I just had a brief conversation involving how reads work under #ZFS, how flash-based SSDs actually perform, and how this means cache devices are only rarely useful. Thought I would elaborate a bit and share more broadly.
First, a quick description of ARC, the Adaptive Replacement Cache. It’s the ZFS read caching layer. It involves an index and two data pools. One pool stores most recently used data. The other pool stores most frequently used data, even if it wasn’t used recently. Any time data is read, the system checks the ARC index to see if the data is cached. If it is, the copy in RAM is returned. Otherwise, the storage is read. For most workloads, this combination works *really* well. The data you request is almost always in RAM, and only a small percentage of requests need to hit the much slower storage.
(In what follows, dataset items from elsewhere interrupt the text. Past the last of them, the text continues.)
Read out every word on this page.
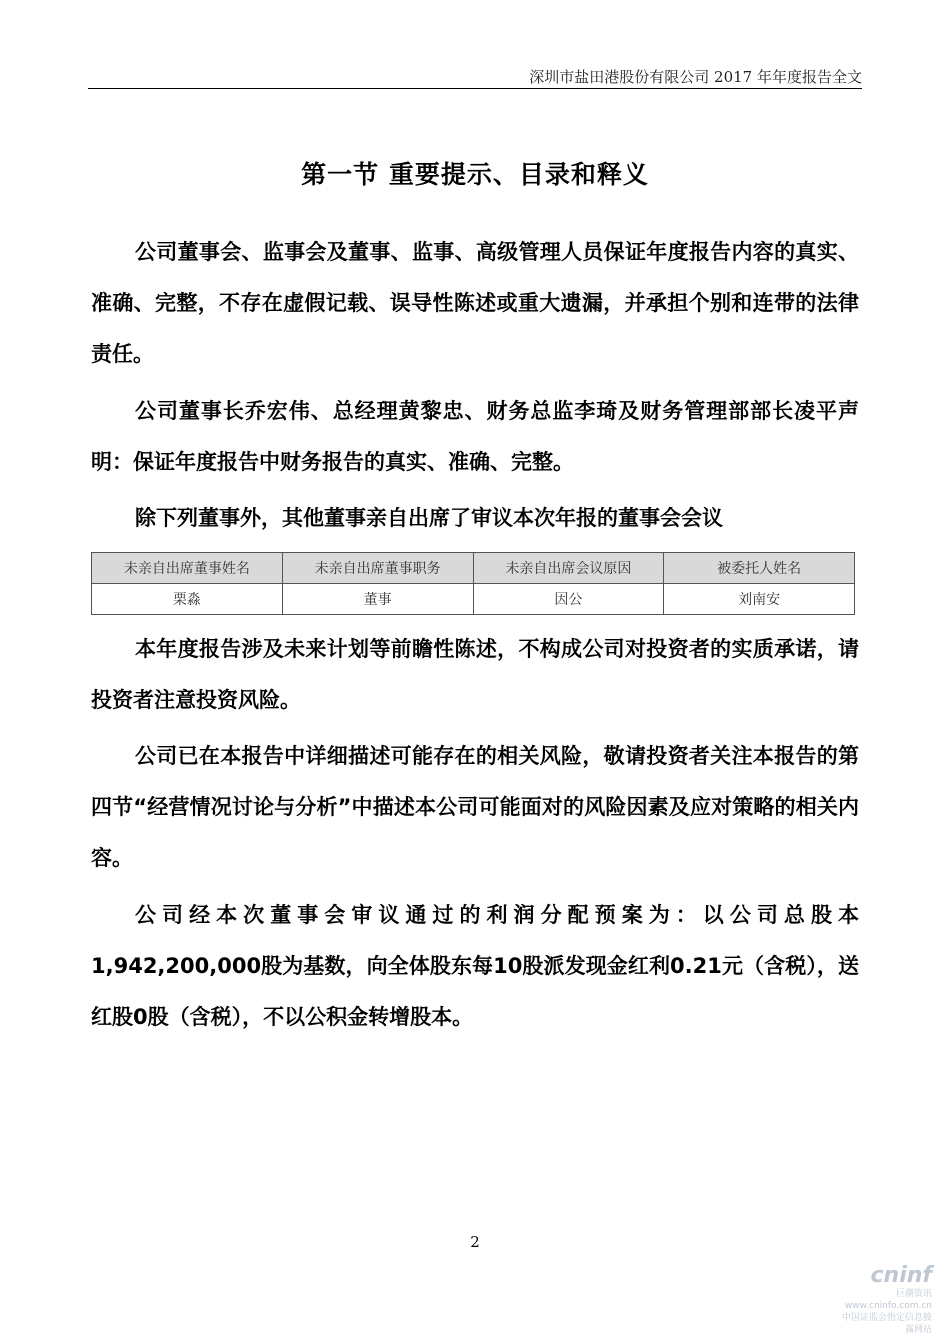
深圳市盐田港股份有限公司 2017 年年度报告全文
第一节 重要提示、目录和释义

公司董事会、监事会及董事、监事、高级管理人员保证年度报告内容的真实、准确、完整，不存在虚假记载、误导性陈述或重大遗漏，并承担个别和连带的法律责任。

公司董事长乔宏伟、总经理黄黎忠、财务总监李琦及财务管理部部长凌平声明：保证年度报告中财务报告的真实、准确、完整。

除下列董事外，其他董事亲自出席了审议本次年报的董事会会议

未亲自出席董事姓名	未亲自出席董事职务	未亲自出席会议原因	被委托人姓名
栗淼	董事	因公	刘南安

本年度报告涉及未来计划等前瞻性陈述，不构成公司对投资者的实质承诺，请投资者注意投资风险。

公司已在本报告中详细描述可能存在的相关风险，敬请投资者关注本报告的第四节“经营情况讨论与分析”中描述本公司可能面对的风险因素及应对策略的相关内容。

公司经本次董事会审议通过的利润分配预案为：以公司总股本1,942,200,000股为基数，向全体股东每10股派发现金红利0.21元（含税），送红股0股（含税），不以公积金转增股本。

2
cninf
巨潮资讯
www.cninfo.com.cn
中国证监会指定信息披露网站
ZFS cache devices are often called L2ARC. They don’t really use ARC logic, though. Instead, cache devices are populated by data which is about to fall out of ARC. This is a constant trickle of data (usually about 10 MB/s) being written to the cache device. An index of what data is on the cache device is also stored in RAM. The amount of RAM spent on the index depends on the record size (100 GB of small records costs more to index than 100 GB of big records). Now, when data is requested, the system checks the ARC index, then the cache index, then the storage. If the cache index says the cache device has the data, it’s read from there rather than from the storage.
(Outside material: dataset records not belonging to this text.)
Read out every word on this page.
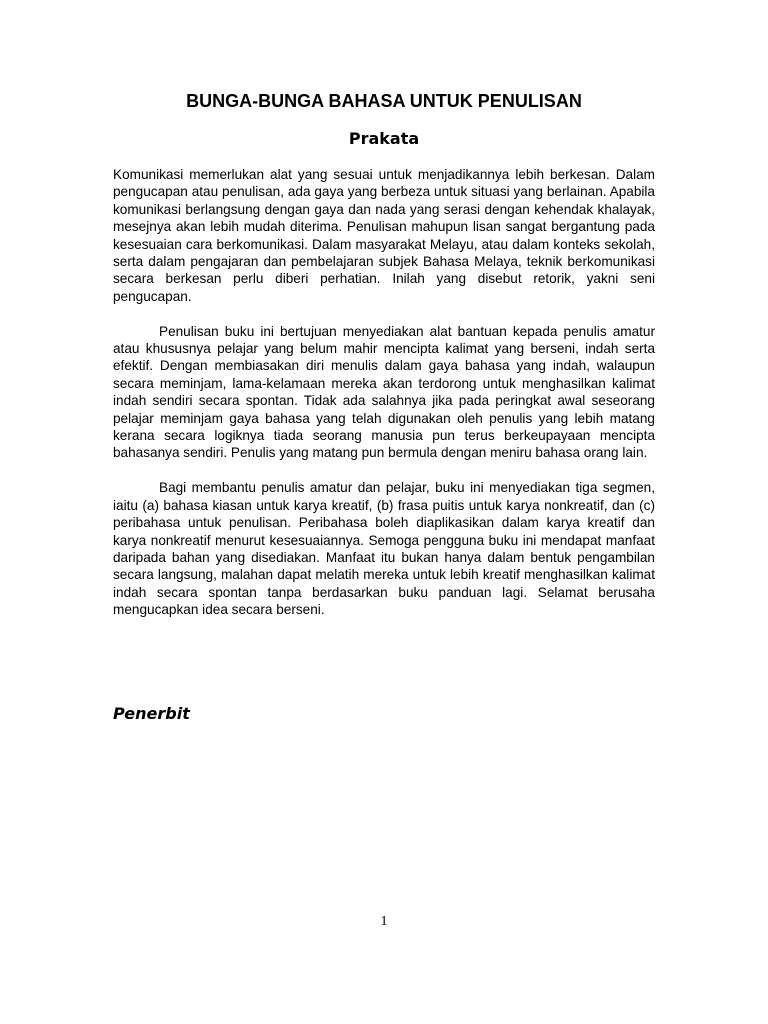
BUNGA-BUNGA BAHASA UNTUK PENULISAN
Prakata

Komunikasi memerlukan alat yang sesuai untuk menjadikannya lebih berkesan. Dalam pengucapan atau penulisan, ada gaya yang berbeza untuk situasi yang berlainan. Apabila komunikasi berlangsung dengan gaya dan nada yang serasi dengan kehendak khalayak, mesejnya akan lebih mudah diterima. Penulisan mahupun lisan sangat bergantung pada kesesuaian cara berkomunikasi. Dalam masyarakat Melayu, atau dalam konteks sekolah, serta dalam pengajaran dan pembelajaran subjek Bahasa Melaya, teknik berkomunikasi secara berkesan perlu diberi perhatian. Inilah yang disebut retorik, yakni seni pengucapan.

Penulisan buku ini bertujuan menyediakan alat bantuan kepada penulis amatur atau khususnya pelajar yang belum mahir mencipta kalimat yang berseni, indah serta efektif. Dengan membiasakan diri menulis dalam gaya bahasa yang indah, walaupun secara meminjam, lama-kelamaan mereka akan terdorong untuk menghasilkan kalimat indah sendiri secara spontan. Tidak ada salahnya jika pada peringkat awal seseorang pelajar meminjam gaya bahasa yang telah digunakan oleh penulis yang lebih matang kerana secara logiknya tiada seorang manusia pun terus berkeupayaan mencipta bahasanya sendiri. Penulis yang matang pun bermula dengan meniru bahasa orang lain.

Bagi membantu penulis amatur dan pelajar, buku ini menyediakan tiga segmen, iaitu (a) bahasa kiasan untuk karya kreatif, (b) frasa puitis untuk karya nonkreatif, dan (c) peribahasa untuk penulisan. Peribahasa boleh diaplikasikan dalam karya kreatif dan karya nonkreatif menurut kesesuaiannya. Semoga pengguna buku ini mendapat manfaat daripada bahan yang disediakan. Manfaat itu bukan hanya dalam bentuk pengambilan secara langsung, malahan dapat melatih mereka untuk lebih kreatif menghasilkan kalimat indah secara spontan tanpa berdasarkan buku panduan lagi. Selamat berusaha mengucapkan idea secara berseni.

Penerbit

1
Everybody who has dealt with spinning disks knows they aren’t very good at reading and writing at the same time. The heads have to seek all over the disk. Unfortunately, SSDs have a very similar problem. If you give them an all-read or all-write workload, they’re really fast, but even a 10% mix and performance craters. Tom’s Hardware did an excellent test of an Optane drive a few years ago ( https://www.tomshardware.com/reviews/intel-optane-ssd-900p-3d-xpoint,5292-2.html )which demonstrated this problem. I’ve attached one of the more interesting performance graphs.
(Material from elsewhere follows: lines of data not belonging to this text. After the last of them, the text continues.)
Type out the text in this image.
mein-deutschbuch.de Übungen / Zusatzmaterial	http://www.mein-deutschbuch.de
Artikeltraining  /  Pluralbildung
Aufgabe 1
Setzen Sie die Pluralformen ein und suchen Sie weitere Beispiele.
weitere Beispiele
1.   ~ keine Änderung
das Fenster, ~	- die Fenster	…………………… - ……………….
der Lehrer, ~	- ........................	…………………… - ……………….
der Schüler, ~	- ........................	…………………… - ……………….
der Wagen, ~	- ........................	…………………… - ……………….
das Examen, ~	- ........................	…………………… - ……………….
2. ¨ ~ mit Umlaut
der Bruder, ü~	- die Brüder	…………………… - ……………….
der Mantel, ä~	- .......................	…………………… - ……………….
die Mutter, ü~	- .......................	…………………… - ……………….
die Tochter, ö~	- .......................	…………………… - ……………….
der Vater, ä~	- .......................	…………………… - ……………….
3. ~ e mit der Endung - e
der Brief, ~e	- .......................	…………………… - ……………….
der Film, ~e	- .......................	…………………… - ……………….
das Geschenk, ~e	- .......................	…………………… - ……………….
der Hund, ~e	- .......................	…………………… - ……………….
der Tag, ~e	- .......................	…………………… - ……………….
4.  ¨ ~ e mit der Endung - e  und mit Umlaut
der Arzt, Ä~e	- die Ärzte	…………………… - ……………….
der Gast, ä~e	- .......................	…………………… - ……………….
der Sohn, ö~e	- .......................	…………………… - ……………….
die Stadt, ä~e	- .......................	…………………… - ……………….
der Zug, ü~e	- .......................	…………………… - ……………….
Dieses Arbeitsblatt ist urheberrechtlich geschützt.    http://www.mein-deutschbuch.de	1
Note that at 90% read workload, performance of the non-Optane drives drops to less than half of what it is at 100% read. ZFS cache vdevs have a constant low-level write workload. They’ll never be above 90% read workload.
Meanwhile, the devices used to provide capacity to a ZFS pool only receive write workload when a transaction group closes. By default, this is every five seconds, but it can be less if the transaction group fills early. The rest of the time, there’s no writing. This leaves them free for 100% read workload for seconds at a time, even under heavy write load.
The result of this is that to provide benefit, a cache device has to be significantly faster than the pool devices. With SATA SSDs providing capacity, even an NVMe SSD is probably too slow to be a good cache device.